Oui, sinon, on peut rapidement tomber dans les clichés, passer à côté de l’essentiel. Je fournis énormément de documentations à mes dessinateurs mais en ce qui concerne l’Inde, rien ne vaut une immersion dans le pays. Les couleurs, les odeurs, la chaleur, les sensations, le rapport à l’autre… Sont à vivre in situ et aucune photo, aucun film, aucun écrit ne remplacent un voyage sur place. Rouge Karma serait, selon moi, totalement différent si Pierre-Henry n’était pas venu me rejoindre sur place pour y dessiner. L’inde que nous montrons dans Rouge Karma est loin des fantasmes et poncifs habituels et ça, il faut l’avoir vu sur place pour pouvoir le retranscrire.

Tu présentes un pays contrasté, rongé par la pauvreté, la corruption, les problèmes sanitaires mais riche de sa culture et de ses traditions. A la lecture de ce récit on a l’impression que ce pays multi-facettes s’impose bien plus qu’un simple cadre fictionnel. Est-ce vrai ?
Tout à fait. L’Inde est souvent perçue par les européens de manière caricaturale avec sa pauvreté, sa religion hindoue, ses fakirs, ses maharadjas, son cinéma guimauve… La réalité va bien au-delà de ces quelques clichés. L’inde est un pays subtil, complexe  par bien des aspects et je voulais montrer cela. Cette intrigue fonctionne car le pays où elle se situe est un personnage à part entière. Cet album est pensé en Inde avec sa mentalité, ses croyances, sa politique.

rouge karma71Peux-tu nous parler des problèmes de l’eau en Inde et dans les pays limitrophes ?
Comme beaucoup de pays, l’Inde va connaître dans quelques années une vraie pénurie d’eau. Ce sera encore plus compliqué pour les indiens avec l’augmentation de la population, l’essor économique, les besoins de l’agriculture qui ont pour conséquence des besoins en augmentation constante. Les dirigeants du pays doivent donc anticiper ce qui risque d’être une crise majeure dans une dizaine d’années. Actuellement, il existe de nombreux forages dans toutes les régions qui peu à peu assèchent les nappes souterraines. Il faut trouver des nouvelles solutions viables et le détournement ou la retenue des rivières, des  fleuves trouvant naissance sur le sol indien peut être une réponse pour garder un maximum de liquide sur son propre territoire. Seulement, en agissant de la sorte, on prive son voisin.  L’Inde et le Bangladesh avaient un accord de partage sur certaines sources d’eau, un accord de trente ans qui touchait à sa fin en 2011. L’inde a traîné la patte pour le proroger, prétextant que le contexte est totalement différent aujourd’hui et qu’ils ne pourront plus se montrer aussi généreux qu’avant. Les indiens désirent garder sur leur seul territoire leurs rivières et fleuves. Le Bangladesh a alerté l’opinion internationale qui ne s’est pas émue de ce danger à venir pour des millions d’individus.

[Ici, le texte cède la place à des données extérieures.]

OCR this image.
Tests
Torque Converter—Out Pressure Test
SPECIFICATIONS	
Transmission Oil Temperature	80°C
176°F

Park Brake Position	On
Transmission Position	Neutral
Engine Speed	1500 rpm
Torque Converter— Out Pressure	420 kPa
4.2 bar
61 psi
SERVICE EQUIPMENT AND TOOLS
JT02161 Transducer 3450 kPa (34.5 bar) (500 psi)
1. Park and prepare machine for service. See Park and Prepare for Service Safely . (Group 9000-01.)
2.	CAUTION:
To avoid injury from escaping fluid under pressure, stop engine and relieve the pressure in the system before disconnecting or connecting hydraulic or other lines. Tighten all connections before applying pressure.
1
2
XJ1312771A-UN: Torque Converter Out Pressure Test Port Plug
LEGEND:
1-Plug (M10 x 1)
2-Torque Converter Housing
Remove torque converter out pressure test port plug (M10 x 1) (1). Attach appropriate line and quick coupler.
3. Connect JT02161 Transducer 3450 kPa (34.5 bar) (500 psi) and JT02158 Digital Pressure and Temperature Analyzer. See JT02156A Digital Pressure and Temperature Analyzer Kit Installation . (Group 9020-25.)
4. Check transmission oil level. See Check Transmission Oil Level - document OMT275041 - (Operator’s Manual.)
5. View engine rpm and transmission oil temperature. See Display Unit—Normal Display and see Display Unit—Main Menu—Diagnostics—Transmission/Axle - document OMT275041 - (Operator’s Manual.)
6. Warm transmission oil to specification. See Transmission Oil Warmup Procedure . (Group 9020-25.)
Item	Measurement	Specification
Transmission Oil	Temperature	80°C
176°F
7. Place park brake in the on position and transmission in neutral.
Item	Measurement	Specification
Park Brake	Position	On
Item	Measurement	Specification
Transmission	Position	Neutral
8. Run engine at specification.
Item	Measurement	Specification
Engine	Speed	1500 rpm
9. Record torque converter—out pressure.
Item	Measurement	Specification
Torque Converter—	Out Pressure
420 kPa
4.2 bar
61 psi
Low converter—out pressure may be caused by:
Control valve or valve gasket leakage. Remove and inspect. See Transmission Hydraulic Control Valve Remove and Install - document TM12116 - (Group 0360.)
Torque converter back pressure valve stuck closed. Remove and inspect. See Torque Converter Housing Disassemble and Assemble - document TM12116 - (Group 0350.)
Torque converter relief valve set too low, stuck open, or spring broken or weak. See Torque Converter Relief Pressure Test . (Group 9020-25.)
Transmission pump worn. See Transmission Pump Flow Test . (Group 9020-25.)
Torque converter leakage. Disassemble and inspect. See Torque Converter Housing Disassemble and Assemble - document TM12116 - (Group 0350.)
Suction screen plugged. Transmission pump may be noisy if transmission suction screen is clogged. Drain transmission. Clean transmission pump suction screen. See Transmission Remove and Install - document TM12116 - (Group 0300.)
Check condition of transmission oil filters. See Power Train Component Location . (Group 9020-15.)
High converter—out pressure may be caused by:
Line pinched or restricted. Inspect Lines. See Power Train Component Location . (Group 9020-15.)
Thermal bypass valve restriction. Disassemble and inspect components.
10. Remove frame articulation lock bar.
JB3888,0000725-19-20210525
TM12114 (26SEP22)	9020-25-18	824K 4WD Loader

As-tu rencontré des difficultés dans la réalisation de cet album et que retiens-tu de ton travail ?
Je n’ai pas rencontré de problèmes particuliers sur cet album. Il fallait juste que le récit soit cohérent, que l’intrigue coule de source et éviter d’utiliser de grosses ficelles scénaristiques pour faire avancer l’enquête. Je voulais un récit à tiroirs qui mélange enquête policière, histoire d’amour, intrigue géopolitique, découverte d’une culture, rencontre humaine et au final, je trouve que tout cela ne s’imbrique pas trop mal dans l’album. De plus, nous avons travaillé assez rapidement avec Pierre-Henry sur  l’album ce qui a donné du rythme à l’ensemble.

Ce que je retiens, ce sont de nombreuses rencontres humaines que ce soit en Inde, notamment pour les traductions en langue bengali qu’en France avec une maison d’éditions qui rapidement a cru dans notre projet. Et surtout, je retiens mon envie d’écrire d’autres scénarios sur ce même principe de mélange des genres dans un contexte étranger ancré dans la réalité.